Analysis of data that is stored in dynamic columns, such as data related to risk control and user profiling
Analysis of objects such as images, videos, and web pages, and analysis of large volumes of storage data that requires high write performance, such as time series data from Internet of Things (IoT) and spatial data from Internet of Vehicles (IoV)
Analysis of feed streams based on the characteristics of low read and write latency and high concurrency

Architecture

You can deploy EMR HBase by using one of the following architectures: integrated computing and storage architecture based on HDFS and storage-computing separation architecture based on OSS-HDFS. For more information, see Overview and Overview of the OSS-HDFS service.

In the preceding figure, EMR HBase is deployed by using the storage-computing separation architecture based on OSS-HDFS, and the EMR cluster is deployed with services such as HBase and HDFS.

EMR HBase stores HFiles and table metadata in OSS-HDFS and accesses the data that is stored in OSS-HDFS by using JindoData.
The HBase and JindoData processes are deployed on core nodes. The HDFS process is also deployed on core nodes to store WAL data of HBase. Core nodes do not support the auto scaling feature.
The HBase and JindoData processes are deployed on task nodes. The HDFS process is not deployed on task nodes. Task nodes support the auto scaling feature.
HBase RegionServer of the core and task nodes caches data blocks in the memory or local disks of the nodes. If data is cached in local disks, you must enable the BucketCache feature.
If EMR HBase is deployed by using the storage-computing separation architecture, you can use the BlockCache feature of HBase to store data. You can also use JindoFSx to accelerate the access of data from local disks.

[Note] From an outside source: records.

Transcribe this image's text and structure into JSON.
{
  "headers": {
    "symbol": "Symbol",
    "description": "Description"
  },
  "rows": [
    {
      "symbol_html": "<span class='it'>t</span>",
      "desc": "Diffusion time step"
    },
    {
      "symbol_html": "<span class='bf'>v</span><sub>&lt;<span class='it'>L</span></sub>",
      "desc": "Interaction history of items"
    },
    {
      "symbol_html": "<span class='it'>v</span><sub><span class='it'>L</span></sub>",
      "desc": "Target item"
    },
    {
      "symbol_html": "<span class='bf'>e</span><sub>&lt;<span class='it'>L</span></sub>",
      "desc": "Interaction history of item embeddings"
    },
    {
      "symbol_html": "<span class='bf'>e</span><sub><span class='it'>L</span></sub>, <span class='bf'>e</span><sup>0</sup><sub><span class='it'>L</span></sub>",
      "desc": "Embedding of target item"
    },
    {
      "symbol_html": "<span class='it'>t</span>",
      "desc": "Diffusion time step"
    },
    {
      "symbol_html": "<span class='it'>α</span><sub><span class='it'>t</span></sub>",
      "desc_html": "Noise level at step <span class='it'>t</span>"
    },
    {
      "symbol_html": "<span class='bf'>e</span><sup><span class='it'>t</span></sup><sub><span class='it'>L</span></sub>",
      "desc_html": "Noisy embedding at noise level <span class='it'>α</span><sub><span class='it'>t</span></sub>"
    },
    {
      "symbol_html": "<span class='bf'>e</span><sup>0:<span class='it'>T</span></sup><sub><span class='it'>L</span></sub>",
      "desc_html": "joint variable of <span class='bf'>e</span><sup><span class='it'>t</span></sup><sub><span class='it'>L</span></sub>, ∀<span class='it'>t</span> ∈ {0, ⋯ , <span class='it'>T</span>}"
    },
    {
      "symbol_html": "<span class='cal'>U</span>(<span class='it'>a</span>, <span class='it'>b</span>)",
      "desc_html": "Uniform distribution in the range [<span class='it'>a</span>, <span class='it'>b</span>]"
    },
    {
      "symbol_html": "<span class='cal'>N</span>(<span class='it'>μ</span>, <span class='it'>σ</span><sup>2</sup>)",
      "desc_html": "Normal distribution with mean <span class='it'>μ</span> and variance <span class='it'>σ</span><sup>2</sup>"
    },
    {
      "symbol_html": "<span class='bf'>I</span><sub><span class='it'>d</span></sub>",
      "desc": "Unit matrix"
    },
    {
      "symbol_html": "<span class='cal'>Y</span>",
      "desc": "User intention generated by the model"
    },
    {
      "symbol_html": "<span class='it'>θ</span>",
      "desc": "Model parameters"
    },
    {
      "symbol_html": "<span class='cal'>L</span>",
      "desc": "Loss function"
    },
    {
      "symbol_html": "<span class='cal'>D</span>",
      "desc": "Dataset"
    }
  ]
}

The storage-computing separation architecture provides the following advantages:

Low storage costs: OSS is used as storage, which reduces storage costs.
Low O&M costs: OSS is fully managed on the cloud, which reduces O&M costs.
Support of auto scaling: Computing resources can be scaled based on your business requirements.
Easy to update: The metadata and data of HBase tables are stored in OSS. Therefore, you can easily update HBase without the need to migrate data.